I got the idea to maintain one separate file that had these dates in it
(some MS Access training gave me that idea), and then using VLOOKUP formulas,
have each workday refer to the holidayspreadsheet.
After much trial & error, I finally got everything to work right 100% of the
time.

#1 I have to open my Holiday file before opening anything else.
#2 I have to open any other files that my mainspreadsheetlinks to.  (I
have thousands of lookup formulas in my files.)
#3 I PW-protected (actually encrypted w/ a PW) thespreadsheetso that no
one could open it.
#4 I made sure that anyone to whom I gave access to the mainspreadsheet
installed their Add-Ins (Analysis ToolPak, Analysis ToolPak-VBA, Conditional
Sum Wizard, Lookup Wizard, & Solver Add-in).
#5 Make sure all files linked with each other are Excel 2007 (*.xlsx) files.

Since following these steps, I no longer have this problem.  Step 1 is the
key to keeping the holiday formulas from being lost.  Everyone accessingthe
main file must open the holiday file too.

(For a time I got the idea to simply make my holiday file tab/sheet #2 on my
mainspreadsheet.  Other linked spreadsheets were also added as tabs on the
main file.  This ensured that everything would be open.  That works, but it's
a huge pain if you need to update those subsequent tabs on a regular basis..  
You have to move (not copy) them from the mainspreadsheet, update the info,
and then move it back.  There are more things involved in doing this, but
that's the gist of it.  I would not recommend doing this because it gets
cumbersome.)

Hopefully, some or all of these will help you out with your specific
situation.  If not, let me know, and I'll see if there's something else I can
suggest that may help.
--
§ DAVEY §






- Show quoted text -
Hi,

If all the ways are not impossible. You may try a popular Excel file
recovery tool called Advanced Excel Repair to repair your Excel file.
It is a powerful tool to repair corrupt or damaged Excel files.

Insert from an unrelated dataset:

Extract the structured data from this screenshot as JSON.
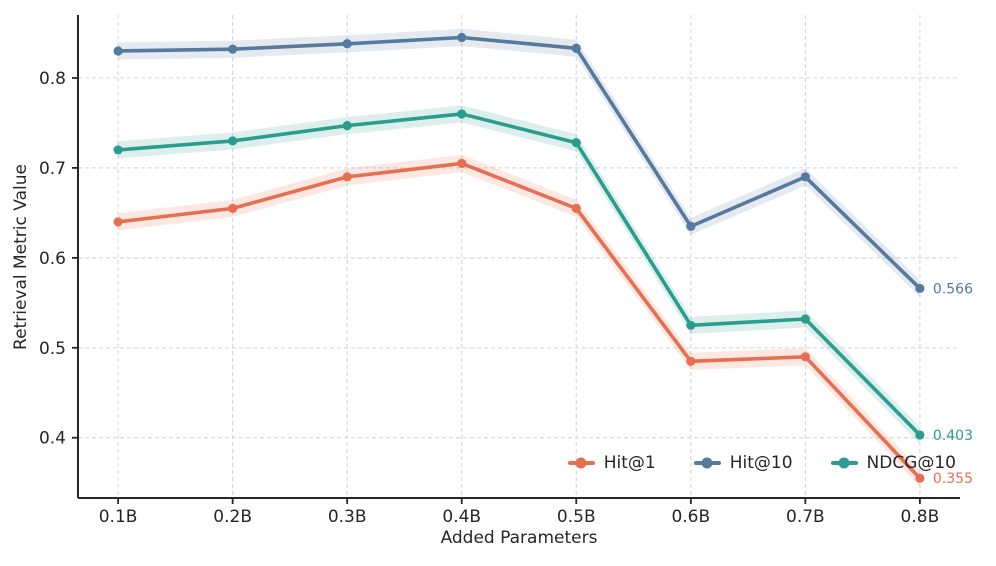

Detailed information about Advanced Excel Repair can be found at
http://www.datanumen.com/aer/

And you can also download a free demo version at http://www.datanumen.com/aer/aer.exe

Alan
 
Hi,

I have a client with a spreadsheet that keeps "corrupting" like this as you
describe.
Running on Windows Vista, Office 2007. On Opening the file the error is
"File Error : Data may have been lost" and the formula "Eomonth() " gets
replaced with "=#N/A".

I wasn't sure what was causing this, so I copied all the worksheets to a new
workbook and saved that as a new file. The error went away and then replaced
all the =#N/A with the correct formula's and saved again. The file opened a
couple of times ok...but then the error has returned in this new file.

It would seem there are definate problems with Excel 2007.